Le gouvernement ghanéen a annoncé, le 12 février 2026 à Accra, une révision à la baisse du prix à la production du cacao pour le reste de la campagne cacaoyère 2025/2026, dans un contexte marqué par la chute persistante des cours mondiaux. Lors d’une conférence de presse, le ministre des Finances, Dr Cassiel Ato Forson, a indiqué que le prix producteur est désormais fixé à 41 392 GH¢ la tonne, soit 2 587 GH¢ le sac de 64 kilogrammes.
Cette décision entraîne une baisse significative du prix départ exploitation, qui passe de 3 625 GH¢ à 2 587 GH¢ le sac, après plusieurs mois de pression sur le marché international du cacao. Le ministre a précisé que cette révision tient compte des réalités du marché mondial tout en visant à préserver la viabilité de la filière cacaoyère nationale.

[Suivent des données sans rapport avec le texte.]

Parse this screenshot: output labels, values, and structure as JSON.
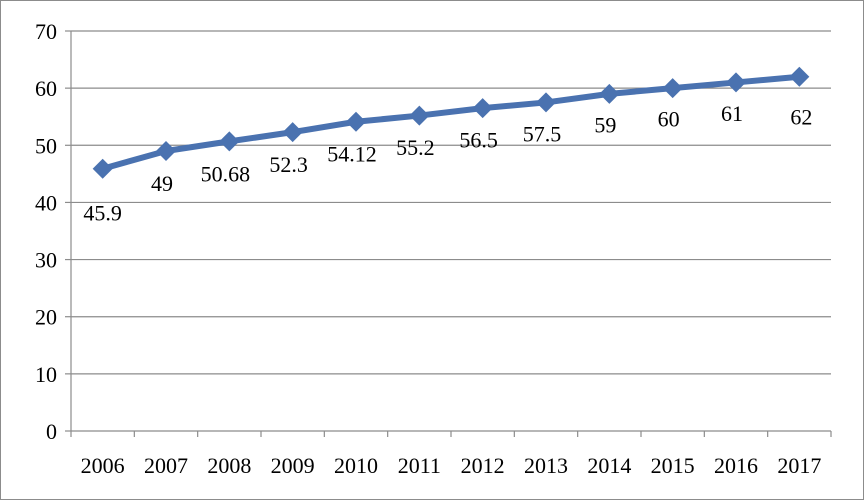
{
  "chart_data": {
    "type": "line",
    "categories": [
      "2006",
      "2007",
      "2008",
      "2009",
      "2010",
      "2011",
      "2012",
      "2013",
      "2014",
      "2015",
      "2016",
      "2017"
    ],
    "series": [
      {
        "values": [
          45.9,
          49,
          50.68,
          52.3,
          54.12,
          55.2,
          56.5,
          57.5,
          59,
          60,
          61,
          62
        ],
        "labels": [
          "45.9",
          "49",
          "50.68",
          "52.3",
          "54.12",
          "55.2",
          "56.5",
          "57.5",
          "59",
          "60",
          "61",
          "62"
        ],
        "color": "#4a72b0",
        "marker": "diamond"
      }
    ],
    "yticks": [
      "0",
      "10",
      "20",
      "30",
      "40",
      "50",
      "60",
      "70"
    ],
    "ylim": [
      0,
      70
    ],
    "grid": true,
    "legend": "none",
    "title": "",
    "xlabel": "",
    "ylabel": ""
  },
  "colors": {
    "series": "#4a72b0",
    "gridline": "#8c8c8c",
    "axis": "#8c8c8c",
    "frame": "#8c8c8c"
  }
}
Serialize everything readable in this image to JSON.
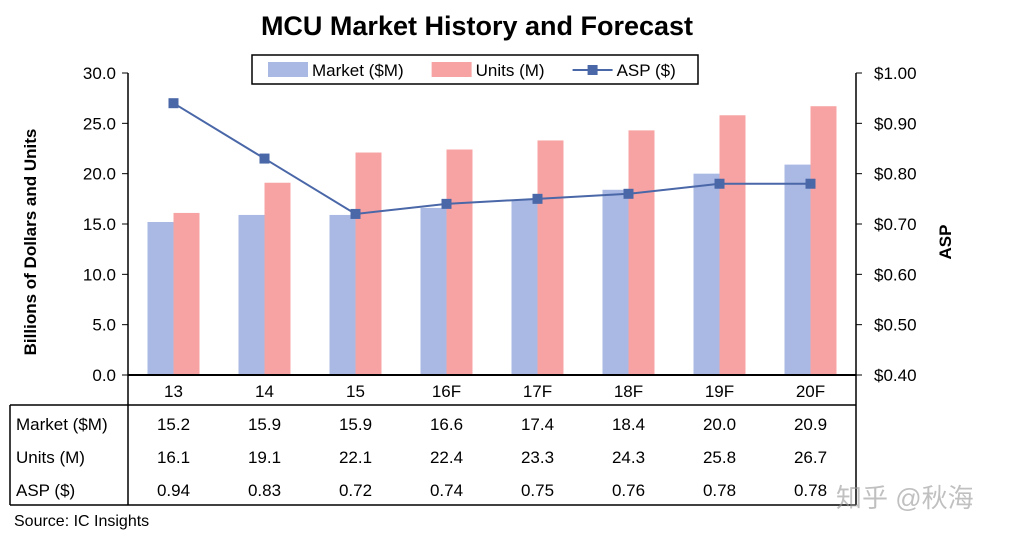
{
  "chart_data": {
    "type": "bar",
    "title": "MCU Market History and Forecast",
    "categories": [
      "13",
      "14",
      "15",
      "16F",
      "17F",
      "18F",
      "19F",
      "20F"
    ],
    "series": [
      {
        "name": "Market ($M)",
        "kind": "bar",
        "axis": "left",
        "color": "#a9b9e3",
        "values": [
          15.2,
          15.9,
          15.9,
          16.6,
          17.4,
          18.4,
          20.0,
          20.9
        ]
      },
      {
        "name": "Units (M)",
        "kind": "bar",
        "axis": "left",
        "color": "#f7a3a3",
        "values": [
          16.1,
          19.1,
          22.1,
          22.4,
          23.3,
          24.3,
          25.8,
          26.7
        ]
      },
      {
        "name": "ASP ($)",
        "kind": "line",
        "axis": "right",
        "color": "#4a67a8",
        "marker": "square",
        "values": [
          0.94,
          0.83,
          0.72,
          0.74,
          0.75,
          0.76,
          0.78,
          0.78
        ]
      }
    ],
    "table_values": {
      "ASP ($)": [
        "0.94",
        "0.83",
        "0.72",
        "0.74",
        "0.75",
        "0.76",
        "0.78",
        "0.78"
      ],
      "Market ($M)": [
        "15.2",
        "15.9",
        "15.9",
        "16.6",
        "17.4",
        "18.4",
        "20.0",
        "20.9"
      ],
      "Units (M)": [
        "16.1",
        "19.1",
        "22.1",
        "22.4",
        "23.3",
        "24.3",
        "25.8",
        "26.7"
      ]
    },
    "ylabel": "Billions of Dollars and Units",
    "ylim": [
      0,
      30
    ],
    "yticks": [
      "0.0",
      "5.0",
      "10.0",
      "15.0",
      "20.0",
      "25.0",
      "30.0"
    ],
    "y2label": "ASP",
    "y2lim": [
      0.4,
      1.0
    ],
    "y2ticks": [
      "$0.40",
      "$0.50",
      "$0.60",
      "$0.70",
      "$0.80",
      "$0.90",
      "$1.00"
    ],
    "legend": "top",
    "grid": false,
    "source": "Source:  IC Insights"
  },
  "watermark": "知乎 @秋海"
}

Le Dr Forson a souligné que, malgré cette réduction, le gouvernement reste engagé à garantir une rémunération équitable et compétitive aux producteurs. Cette mesure s’inscrit dans un ensemble de réformes en cours destinées à accroître la valeur ajoutée locale, stabiliser le secteur et améliorer durablement les revenus des cacaoculteurs, afin de maintenir le Ghana parmi les principaux pays producteurs mondiaux.
Pour rappel, la campagne cacaoyère 2025/2026 avait débuté en août 2025 avec un prix producteur fixé à 51 660 GH¢ la tonne, calculé sur la base de 70 % d’un prix mondial de 7 200 dollars la tonne, avec un taux de change de 10,25 GH¢ pour un dollar américain. Depuis lors, la dégradation des cours internationaux, tombés autour de 4 200 dollars la tonne, a profondément affecté l’équilibre financier du secteur.
Cette annonce intervient alors que les autorités ghanéennes font face à une crise aiguë dans la filière. Le président John Dramani Mahama a convoqué, le 11 février 2026, une réunion d’urgence du Cabinet pour examiner les difficultés persistantes, notamment les retards de paiement aux agriculteurs, l’accumulation de fèves invendues dans les ports et les contraintes de financement des entreprises d’achat agréées. Selon COCOBOD, plus de 10 milliards de GH¢ sont dus à ces sociétés, tandis que des milliers de producteurs n’ont pas été payés depuis novembre 2025, malgré la vente de plus de 530 000 tonnes de cacao, dont 50 000 tonnes restent bloquées dans les ports.
Les discussions gouvernementales portent désormais sur des solutions de paiement à court terme, la révision des mécanismes de fixation des prix et la mise en place de modèles de financement alternatifs, après l’abandon du système traditionnel de prêt syndiqué, afin d’assurer la pérennité du secteur cacaoyer ghanéen.
Pour rappel, en Côte d’Ivoire, le prix bord champ du cacao pour la campagne 2025-2026 a été fixé à 2 800 FCFA le kilogramme, malgré la baisse significative des cours mondiaux.